Reading: New Cambridge Writers
Charlotte Keith reviews an evening of student poetry at the Judith E. Wilson Drama Studio
Poets. They have big hair, big eyes, and plaid shirts. Also quiet voices. And lots of feelings. They’re often quite shy and self-deprecating as they spill their guts to an audience. Poetry readings can be a distraction from the words themselves – the personality of the poet risks getting in the way of the writing. But on the other hand, they restore the immediacy of the voice, humanizing the poetry. The Poet-with-a-capital-P becomes a person.
Rowan Evans, the first reader of the night, finishes his poems in unexpected ways – ‘my nails and beard/as garlic, as bluebell’ – and the way he reads them brings out this inconclusiveness beautifully. Felix Bazalgette read among others the poem ‘Afterglow’, featured in Varsity last week – which works even better in performance. Balzagette’s poem about sticking his finger up a girl’s arse and being amazed at the complete lack of, um, smell – was a highlight of the night. Don’t laugh. Although most of us did, a lot, because he put it so endearingly.

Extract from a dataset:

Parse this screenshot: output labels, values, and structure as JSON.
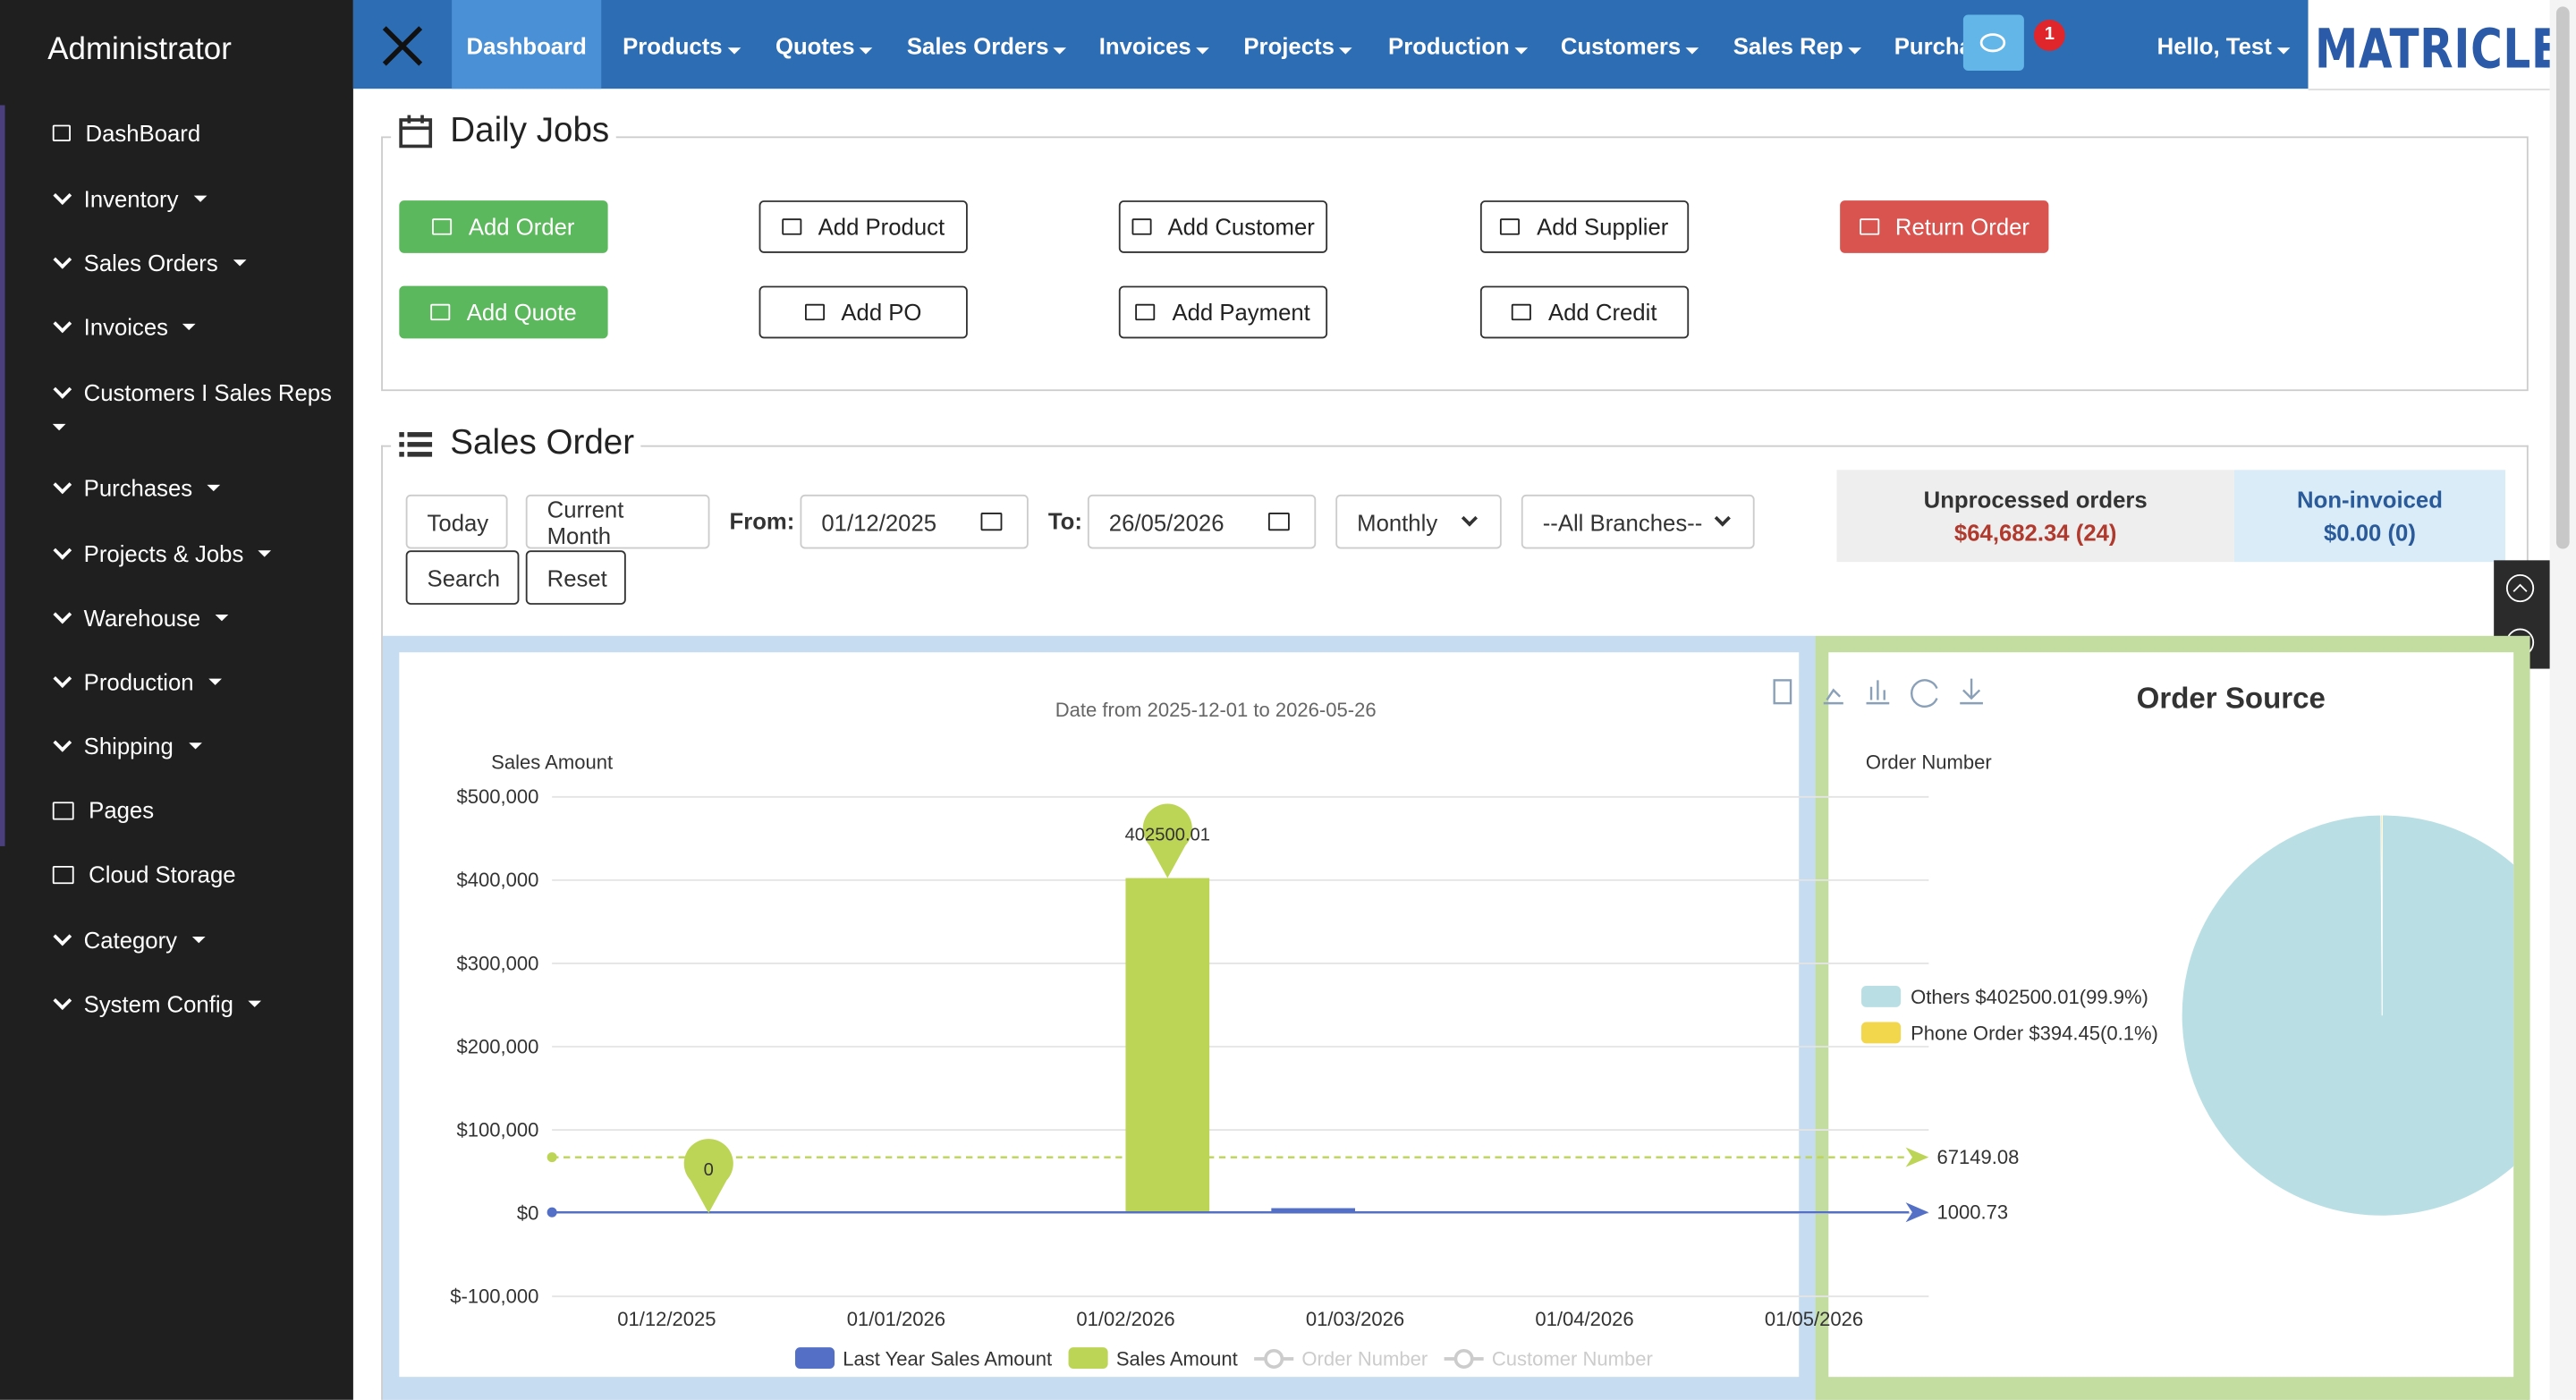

Sophie Seita read the un-manifesto for the un-titled poetry magazine that she and Luke McMullan are setting up: “embrace the perhaps”, she said, and “if we say this enough we can kill it”. But almost all the writing here was fresh and intriguing. Isabella Shaw was sublime, reading her poem that won last year’s Benjamin Zephaniah prize, and an excerpt from a novel-in-progress, a fantasy saga gorgeous prose – something like Game of Thrones if it were written by Florence + the Machine. Published writers André Mangeot and Jane Monson were excellent – who knew poems named after cocktails could be so good? Tim Shaw – head of the English Society, for those recalcitrant English students who didn’t know – had written some of his poems that morning – but they were polished and precise, and you wouldn’t have known. This reading renewed my faith in student writing, in creative process as process, in performance as collaboration – and not because of the free wine. Margaret Atwood, mocking the excessive angst cultivated by ‘The Poet’, wonders, “do poets really suffer more than other people?” These poets, however, seemed like they were having a damn good time of it.